One whole bacterium and two partial ones are visible, all referable to morphotype I. Bacteria are free in the cytoplasm of the host. The arrow indicates the clear zone (halo) surrounding the cells. Bar: 1 µm.

https://doi.org/10.1371/journal.pone.0072581.g004

Description of 'Candidatus Megaira polyxenophila' gen. nov. sp. nov

Megaira polyxenophila (Me.ga'i.ra. G. N. fem. “the Envious”, one of the Erynes in the Greek mythology [also intended as an ironic compliment to one of the authors], po.ly.xe.no'.phi.la, G. adj. polys, many, G. N. xenòs, host, G. v. phìlein, to love, which loves many hosts).
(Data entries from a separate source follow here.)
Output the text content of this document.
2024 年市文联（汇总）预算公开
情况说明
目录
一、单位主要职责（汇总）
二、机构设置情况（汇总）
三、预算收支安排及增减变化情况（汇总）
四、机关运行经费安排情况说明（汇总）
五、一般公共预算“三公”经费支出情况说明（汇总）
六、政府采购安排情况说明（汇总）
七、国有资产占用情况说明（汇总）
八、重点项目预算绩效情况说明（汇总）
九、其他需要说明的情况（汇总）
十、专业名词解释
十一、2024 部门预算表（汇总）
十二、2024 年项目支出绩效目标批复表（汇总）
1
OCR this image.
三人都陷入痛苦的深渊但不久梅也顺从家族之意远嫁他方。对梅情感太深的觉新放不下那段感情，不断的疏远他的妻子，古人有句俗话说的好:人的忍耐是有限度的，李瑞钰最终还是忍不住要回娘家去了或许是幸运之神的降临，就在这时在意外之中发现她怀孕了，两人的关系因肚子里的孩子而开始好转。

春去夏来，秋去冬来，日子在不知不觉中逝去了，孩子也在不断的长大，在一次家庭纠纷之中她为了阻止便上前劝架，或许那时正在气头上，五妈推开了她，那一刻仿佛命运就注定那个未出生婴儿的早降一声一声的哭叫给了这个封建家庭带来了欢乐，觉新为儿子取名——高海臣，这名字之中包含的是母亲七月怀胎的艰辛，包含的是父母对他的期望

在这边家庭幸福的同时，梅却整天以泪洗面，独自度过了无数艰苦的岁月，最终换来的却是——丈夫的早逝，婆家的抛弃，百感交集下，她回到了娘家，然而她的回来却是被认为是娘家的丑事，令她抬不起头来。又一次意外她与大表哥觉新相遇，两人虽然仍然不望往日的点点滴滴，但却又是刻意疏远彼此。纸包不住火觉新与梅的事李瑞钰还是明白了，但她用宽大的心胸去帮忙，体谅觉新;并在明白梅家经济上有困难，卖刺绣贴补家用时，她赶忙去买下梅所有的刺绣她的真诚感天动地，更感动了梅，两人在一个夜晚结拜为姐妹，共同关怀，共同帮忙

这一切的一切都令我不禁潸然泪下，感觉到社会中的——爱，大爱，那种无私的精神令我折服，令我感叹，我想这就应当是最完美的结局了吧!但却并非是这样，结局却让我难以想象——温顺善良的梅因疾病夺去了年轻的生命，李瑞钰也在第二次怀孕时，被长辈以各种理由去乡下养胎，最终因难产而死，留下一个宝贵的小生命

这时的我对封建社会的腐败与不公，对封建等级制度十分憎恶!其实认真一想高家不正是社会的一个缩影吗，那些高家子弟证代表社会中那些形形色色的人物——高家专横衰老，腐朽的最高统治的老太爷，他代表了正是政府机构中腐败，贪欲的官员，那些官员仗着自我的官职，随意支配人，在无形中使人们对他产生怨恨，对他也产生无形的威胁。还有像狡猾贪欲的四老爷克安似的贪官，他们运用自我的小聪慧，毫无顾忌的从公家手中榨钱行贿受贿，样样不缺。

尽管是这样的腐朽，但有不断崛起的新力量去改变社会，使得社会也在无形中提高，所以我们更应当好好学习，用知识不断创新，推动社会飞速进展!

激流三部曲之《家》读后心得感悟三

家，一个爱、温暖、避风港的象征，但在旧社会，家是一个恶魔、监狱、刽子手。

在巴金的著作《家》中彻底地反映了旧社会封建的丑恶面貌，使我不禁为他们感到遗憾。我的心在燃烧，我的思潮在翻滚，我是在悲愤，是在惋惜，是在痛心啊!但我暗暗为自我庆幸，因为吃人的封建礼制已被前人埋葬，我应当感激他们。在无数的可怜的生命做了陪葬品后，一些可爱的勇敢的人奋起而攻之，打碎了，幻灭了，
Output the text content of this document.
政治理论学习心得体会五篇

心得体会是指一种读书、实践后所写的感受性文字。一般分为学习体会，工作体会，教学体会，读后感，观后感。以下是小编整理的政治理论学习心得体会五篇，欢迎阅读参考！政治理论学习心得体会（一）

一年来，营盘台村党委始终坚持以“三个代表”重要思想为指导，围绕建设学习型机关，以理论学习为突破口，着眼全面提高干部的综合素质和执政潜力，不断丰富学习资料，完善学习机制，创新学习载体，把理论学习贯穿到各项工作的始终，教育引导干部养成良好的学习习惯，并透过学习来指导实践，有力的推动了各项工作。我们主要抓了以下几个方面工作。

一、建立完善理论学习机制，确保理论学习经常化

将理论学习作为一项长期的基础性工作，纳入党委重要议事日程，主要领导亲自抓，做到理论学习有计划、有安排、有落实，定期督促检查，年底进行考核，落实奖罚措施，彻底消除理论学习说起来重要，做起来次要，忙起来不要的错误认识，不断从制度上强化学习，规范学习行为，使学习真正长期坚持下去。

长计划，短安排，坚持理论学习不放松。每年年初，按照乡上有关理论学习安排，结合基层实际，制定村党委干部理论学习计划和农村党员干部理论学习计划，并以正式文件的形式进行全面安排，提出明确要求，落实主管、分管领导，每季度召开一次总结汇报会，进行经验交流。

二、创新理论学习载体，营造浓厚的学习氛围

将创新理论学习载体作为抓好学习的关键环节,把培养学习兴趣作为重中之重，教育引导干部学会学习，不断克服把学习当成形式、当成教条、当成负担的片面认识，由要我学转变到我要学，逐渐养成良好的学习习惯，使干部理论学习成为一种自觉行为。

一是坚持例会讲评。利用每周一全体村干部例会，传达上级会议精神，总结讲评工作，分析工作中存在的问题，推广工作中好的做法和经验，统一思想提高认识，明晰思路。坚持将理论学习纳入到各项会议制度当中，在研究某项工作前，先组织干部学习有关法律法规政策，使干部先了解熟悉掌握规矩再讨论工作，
Rod-shaped intracellular bacteria of variable size, generally measuring 1.45 µm in length (elongated forms attaining up to 3.2 µm) and 0.3 µm in width, with a typical Gram-negative structure. Cytoplasm clear, more electrondense near the periphery (morphotype I) or greatly electrondense and homogeneous (morphotype II). Absence of either intra- or extracellular structures. Bacteria were never observed surrounded by additional membranes. Often surrounded by an electron lucent zone (halo). Occurs in Ciliophora, localized in the macronucleus (Paramecium, Spirostomum) or the cytoplasmic compartment (Diophrys, Euplotes) and in the cytoplasm of Archaeplastida (Carteria, Pleodorina). Likely able to colonize other eukaryotic hosts. Phylogenetic position of this organism within the Alphaproteobacteria, order Rickettsiales, family Rickettsiaceae, representing the type species of the candidate genus 'Megaira'. Type strain: symbionts of the ciliate Diophrys oligothrix BOD9, in which the novel species was primarily discovered and characterized. The basis of assignment to a novel genus within Rickettsiaceae was the sequence of the SSU rRNA gene of the type strain (European Nucleotide Archive accession number AJ630204) and recognition with the specific oligonucleotide probe MegPol436 (5′-TTATCTTTCCAACTAAAAG-3′). The free-living ciliated Protist Diophrys oligothrix BOD9 (Ciliophora, Spirotrichea), host of type strain, was isolated from a brackish environment in Boderne (Bornholm, Baltic Sea).